Transformada em Império Romano do Oriente, a Grécia — que agora atendia pelo nome de Bizâncio — renegou seu passado: a palavra helenos, "grego", em grego, passou a significar pagão. Eles chamavam a si mesmos de rhomaion - romanos. A última versão da Academia, que havia sobrevivido a várias dissoluções e renascimentos ao longo de quase 900 anos, foi fechada de vez pelo imperador Justiniano em 529.

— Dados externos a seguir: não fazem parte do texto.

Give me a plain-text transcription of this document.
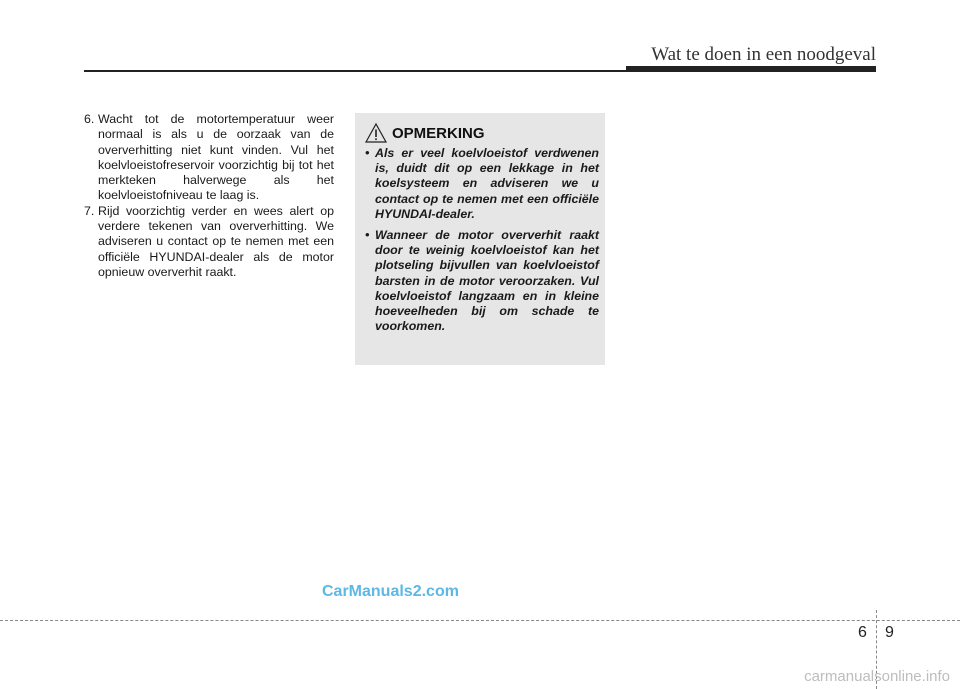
Wat te doen in een noodgeval

6. Wacht tot de motortemperatuur weer normaal is als u de oorzaak van de oververhitting niet kunt vinden. Vul het koelvloeistofreservoir voorzichtig bij tot het merkteken halverwege als het koelvloeistofniveau te laag is.

7. Rijd voorzichtig verder en wees alert op verdere tekenen van oververhitting. We adviseren u contact op te nemen met een officiële HYUNDAI-dealer als de motor opnieuw oververhit raakt.

OPMERKING
• Als er veel koelvloeistof verdwenen is, duidt dit op een lekkage in het koelsysteem en adviseren we u contact op te nemen met een officiële HYUNDAI-dealer.
• Wanneer de motor oververhit raakt door te weinig koelvloeistof kan het plotseling bijvullen van koelvloeistof barsten in de motor veroorzaken. Vul koelvloeistof langzaam en in kleine hoeveelheden bij om schade te voorkomen.
CarManuals2.com
6 9
carmanualsonline.info
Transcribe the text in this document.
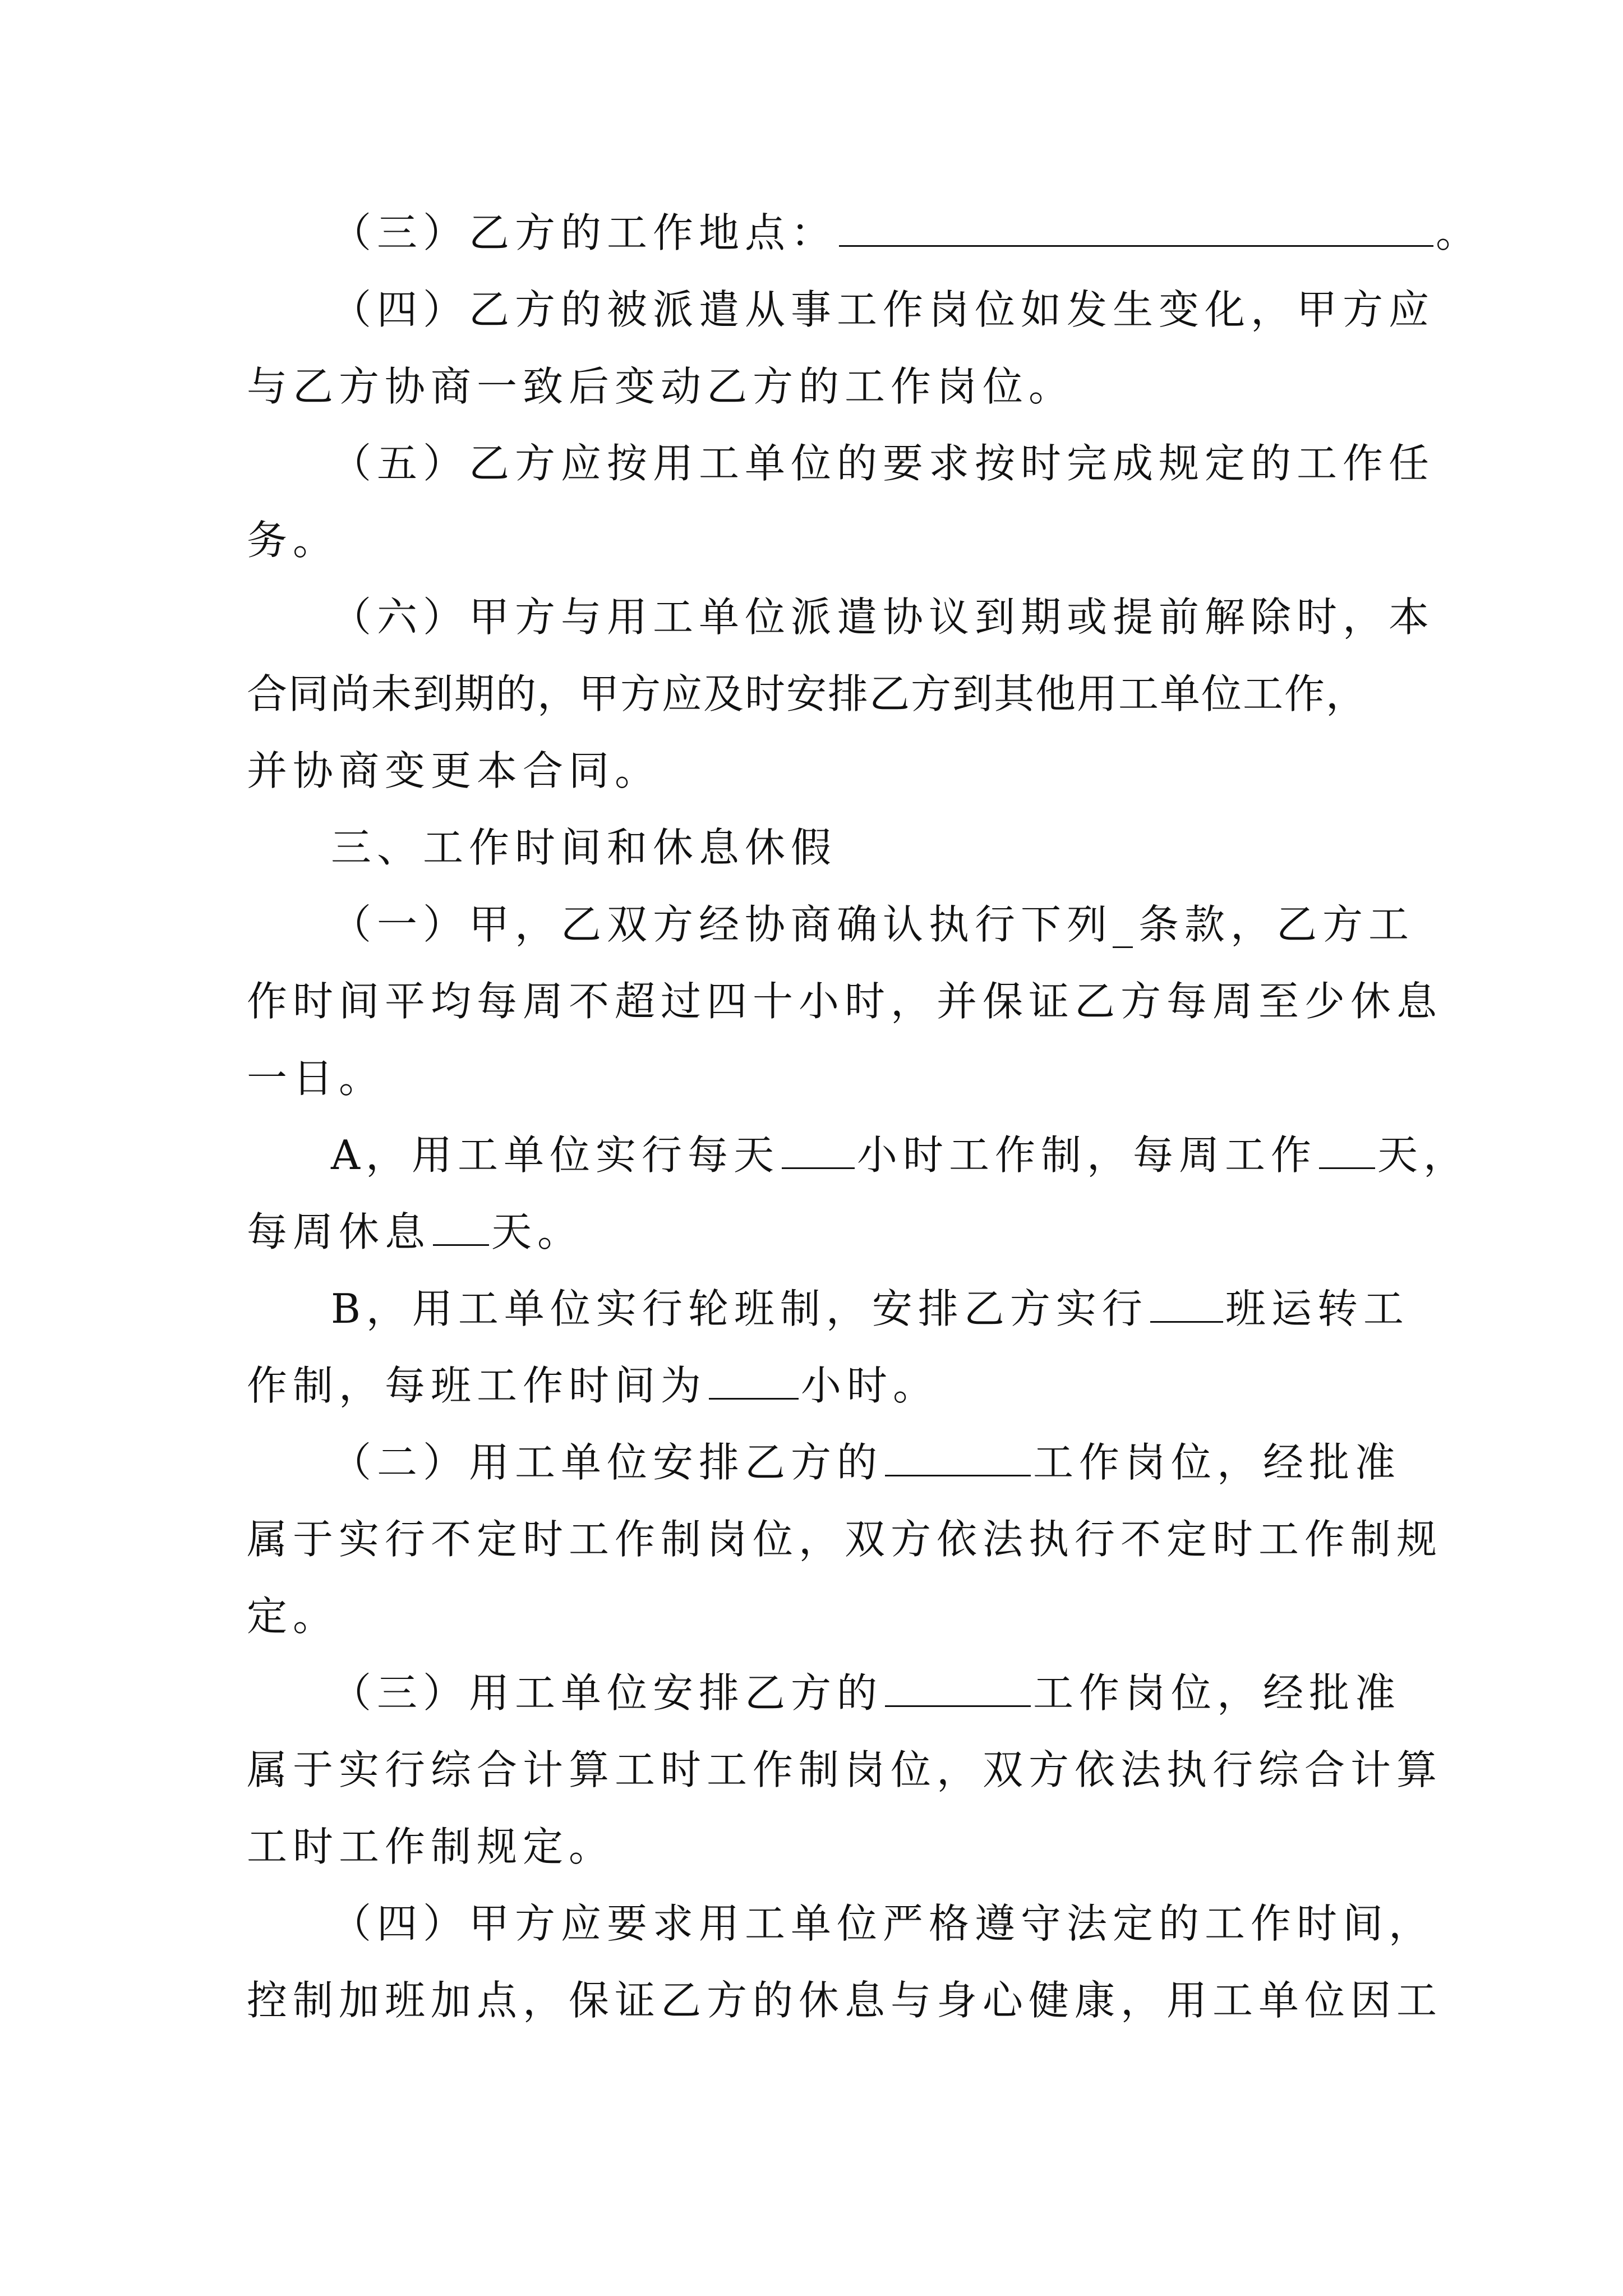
（三）乙方的工作地点：	。
（四）乙方的被派遣从事工作岗位如发生变化，甲方应
与乙方协商一致后变动乙方的工作岗位。
（五）乙方应按用工单位的要求按时完成规定的工作任
务。
（六）甲方与用工单位派遣协议到期或提前解除时，本
合同尚未到期的，甲方应及时安排乙方到其他用工单位工作，
并协商变更本合同。
三、工作时间和休息休假
（一）甲，乙双方经协商确认执行下列_条款，乙方工
作时间平均每周不超过四十小时，并保证乙方每周至少休息
一日。
A，用工单位实行每天 小时工作制，每周工作 天，
每周休息 天。
B，用工单位实行轮班制，安排乙方实行 班运转工
作制，每班工作时间为 小时。
（二）用工单位安排乙方的	工作岗位，经批准
属于实行不定时工作制岗位，双方依法执行不定时工作制规
定。
（三）用工单位安排乙方的	工作岗位，经批准
属于实行综合计算工时工作制岗位，双方依法执行综合计算
工时工作制规定。
（四）甲方应要求用工单位严格遵守法定的工作时间，
控制加班加点，保证乙方的休息与身心健康，用工单位因工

Mas ao mesmo tempo quase tudo o que sabemos sobre filosofia grega foi preservado em mosteiros. Outra parte, com muito mais conhecimento prático e utilitário, foi salva pelo Islã — como tratados matemáticos da Antiguidade.
Tanta sabedoria guardada explodiria no Renascimento. Para se contrapor à rigidez de ideias da Idade Média, gente como Dante Alighieri, Petrarca e Boccaccio vasculharam bibliotecas atrás de textos antigos, que citavam deuses e heróis. Assim, começou um movimento irreversível de recuperação do saber grego.
A tradição humanista foi um novo tempo para a humanidade, embalado numa estética clássica. A pintura e a escultura puderam ir além dos temas sacros representando os mitos da Antiguidade. No caso da escultura, com um erro histórico: as estátuas gregas eram pintadas. Os renascentistas achavam que elas eram brancas porque o tempo havia desgastado a tinta no mármore.
Desde o fim da Idade Média, os gregos nunca mais nos abandonaram. Até o século 19, não se era ninguém sem educação clássica — grego era o avançado, o básico era o latim. No século 20, Sigmund Freud usou os mitos para ilustrar a condição humana moderna e criar a psicanálise. "O núcleo de todas as neuroses é o complexo de Édipo", escreveu em Totem e Tabu, de 1913. Freud deu nomes mitológicos a conceitos psicanalíticos. Seu colega e discípulo Carl Jung usou a mitologia para explicar a psique humana. "Os arquétipos criam mitos, religiões e ideias filosóficas que influenciam e deixam sua marca em nações e épocas inteiras." Para Jung, o inconsciente coletivo era algo que nos tornava humanos, capazes de compartilhar as mesmas histórias em qualquer tempo.
Freud e Jung remavam na contra-mão do século 20. A arte moderna fez um grande esforço em renegar o espírito clássico — a simetria, harmonia e a busca do belo foram abandonadas em favor de obras inspiradas na cultura da África, Polinésia e Japão. O modernismo decretou o pensamento humanista superado. No entanto, Grécia e Roma são mais populares do que nunca.